While AI is a branch that is quite promising, companies have been criticised for being slow in its adoption. “The government is pushing for mass-scale AI adoption, but I would agree that companies are slow around adoption. In our experience when approaching a client for their burning problem statements, which can only be solved using data. We feel large companies are actually more ready than ever and are moving quickly to adopt AI as well,” he added.

In this year’s budget, finance minister Nirmala Sitharaman spoke about the government’s mission for skilling youth in AI and IoT through a dedicated curriculum. However, this reskilling or upskilling needs to be a collective industry effort to be successful, feels Vishwakarma.

The startup conducts regular events in Bengaluru to build a strong community of AI and ML evangelists. It hires freshers to bridge that gap and then trains them in-house. The challenge that the startup is facing currently is to find people with strong mathematical background.

Along with augmenting businesses with AI capabilities, Mate Labs is also working on an advanced enterprise product for the FMCG and retail market in India. Targeting non-developers gives Mate Labs a competitive edge over others. To stay ahead of the game, the startup plans to strategically fine-tune and enhance its technology to meet business needs around AI and ML. The startup aims to touch $1 Mn in ARR within the next couple of months. Being in the first year of revenue, the company is also currently hiring for profile across the role, to prepare for the next phase of growth.
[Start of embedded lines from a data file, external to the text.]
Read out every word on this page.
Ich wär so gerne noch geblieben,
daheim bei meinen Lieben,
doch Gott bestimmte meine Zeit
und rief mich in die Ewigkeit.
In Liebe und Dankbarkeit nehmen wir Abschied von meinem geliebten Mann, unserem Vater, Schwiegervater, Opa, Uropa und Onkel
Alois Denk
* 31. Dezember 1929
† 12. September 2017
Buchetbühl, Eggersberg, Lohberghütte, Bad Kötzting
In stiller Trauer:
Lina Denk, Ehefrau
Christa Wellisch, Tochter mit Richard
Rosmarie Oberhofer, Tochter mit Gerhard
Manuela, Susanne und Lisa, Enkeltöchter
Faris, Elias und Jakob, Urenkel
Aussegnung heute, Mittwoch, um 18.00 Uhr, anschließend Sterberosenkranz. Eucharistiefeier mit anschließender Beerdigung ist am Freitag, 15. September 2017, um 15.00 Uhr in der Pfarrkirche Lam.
During the initial stages, the founders brought in friends who had some entrepreneurial experience. Currently, it has a 24-member team. In terms of expansion, it plans to strategically hire and train talent that is well-equipped to handle the immense potential that this model offers, as well as to support the initial traction.

“We are moving towards enabling the non-IT industry to adopt AI/ML in the most efficient and faster way. We are talking and discussing about things around our vision on a day to day basis either individually or in a group. Currently we are targeting supply chain in FMCG and perishable goods industry and moving forward we have plans to move into other verticals as well,” Vishwakarma said.